My Renewed pledge to myself and to all who care to read!




Below is my commitment rejigged for Round 2, 2012 of the 12 week body transformation. This pledge has been seriously considered, refined and recommitted to. It has been printed, laminated and posted on the blessed refrigerator, a most worthy noticeboard.  P.S. I lost 6kg last round, decreased in 1 dress size, I laugh more and I let a lot more go through to the keeper than I use to. So round 1 I do call a success and I have signed up for more, which in reality means I have signed up for more life and more living.

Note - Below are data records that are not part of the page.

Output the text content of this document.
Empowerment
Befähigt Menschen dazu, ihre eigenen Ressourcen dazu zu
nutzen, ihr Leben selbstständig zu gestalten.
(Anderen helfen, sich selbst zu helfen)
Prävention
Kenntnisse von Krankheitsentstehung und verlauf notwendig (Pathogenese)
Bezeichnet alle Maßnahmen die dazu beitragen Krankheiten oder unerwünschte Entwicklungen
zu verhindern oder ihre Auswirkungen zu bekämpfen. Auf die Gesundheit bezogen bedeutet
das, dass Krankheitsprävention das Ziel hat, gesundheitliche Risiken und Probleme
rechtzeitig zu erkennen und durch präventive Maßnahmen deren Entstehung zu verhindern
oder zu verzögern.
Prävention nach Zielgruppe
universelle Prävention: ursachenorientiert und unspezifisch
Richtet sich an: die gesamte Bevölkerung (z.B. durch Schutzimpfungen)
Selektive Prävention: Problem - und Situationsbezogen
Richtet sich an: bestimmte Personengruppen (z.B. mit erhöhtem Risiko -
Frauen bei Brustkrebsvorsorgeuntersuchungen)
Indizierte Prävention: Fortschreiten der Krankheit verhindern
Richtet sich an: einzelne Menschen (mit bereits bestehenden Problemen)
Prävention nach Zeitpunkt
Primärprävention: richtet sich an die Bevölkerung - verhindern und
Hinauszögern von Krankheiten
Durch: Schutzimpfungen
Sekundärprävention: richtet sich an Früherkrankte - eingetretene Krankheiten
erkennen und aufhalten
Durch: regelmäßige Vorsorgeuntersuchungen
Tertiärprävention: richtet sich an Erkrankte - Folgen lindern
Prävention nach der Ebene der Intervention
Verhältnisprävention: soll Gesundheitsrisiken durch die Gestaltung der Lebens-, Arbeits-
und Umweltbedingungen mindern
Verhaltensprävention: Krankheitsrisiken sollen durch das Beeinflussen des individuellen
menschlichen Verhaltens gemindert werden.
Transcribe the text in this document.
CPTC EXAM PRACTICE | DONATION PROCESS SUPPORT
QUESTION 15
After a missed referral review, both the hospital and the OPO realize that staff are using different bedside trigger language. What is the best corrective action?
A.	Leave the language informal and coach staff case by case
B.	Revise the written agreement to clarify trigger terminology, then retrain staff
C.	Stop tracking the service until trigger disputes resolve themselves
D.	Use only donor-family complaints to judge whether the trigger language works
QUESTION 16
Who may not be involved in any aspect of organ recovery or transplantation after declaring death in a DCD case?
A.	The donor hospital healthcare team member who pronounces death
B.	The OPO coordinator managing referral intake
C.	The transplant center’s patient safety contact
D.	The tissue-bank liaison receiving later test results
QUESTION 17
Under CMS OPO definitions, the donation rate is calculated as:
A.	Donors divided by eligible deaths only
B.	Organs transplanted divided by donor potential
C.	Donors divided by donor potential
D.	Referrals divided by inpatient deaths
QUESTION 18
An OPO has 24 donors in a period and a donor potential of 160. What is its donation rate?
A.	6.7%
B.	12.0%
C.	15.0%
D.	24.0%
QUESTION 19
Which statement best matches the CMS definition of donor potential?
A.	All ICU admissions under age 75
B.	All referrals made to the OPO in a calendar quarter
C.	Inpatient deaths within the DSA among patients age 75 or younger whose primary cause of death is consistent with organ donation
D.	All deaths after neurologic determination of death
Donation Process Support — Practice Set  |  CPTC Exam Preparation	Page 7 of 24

  I am committed to do the work it takes to get me there. I am committed to losing 10kgs this round of the 12-week body transformation program (12WBT). I am committed to losing 20kgs by the end of 2012. I am committed to my mindfulness practice (MBSR) to improve my focus, my personal inner strength and integrity. I am committed to being the best version on myself here and now - forever growing. I am committed to dancing in my kitchen, laughing out loud and singing in the shower. I am committed to supporting my fellow 12wbt family members and I am committed to trusting in the process.

I accept the outstretch hands of all my supporters; my cheer squad, my family friends, my dear girlfriends, my sisters, my extended family here and far away, my mother, my father, and most precious of all my children. I shake your hands, each and every one of you and in return for the support and love you all give me and the faith you have in me, I commit this to you – I will be growing longer legs for bigger strides NOW!!!

So…, with 3 quick Hail Mary’s and Our Lady of the Way pray for me, the journey has begun again in earnest. How could it go wrong with so much support and love behind me, including myself - the strong, determined, committed, intelligent, caring woman that I am.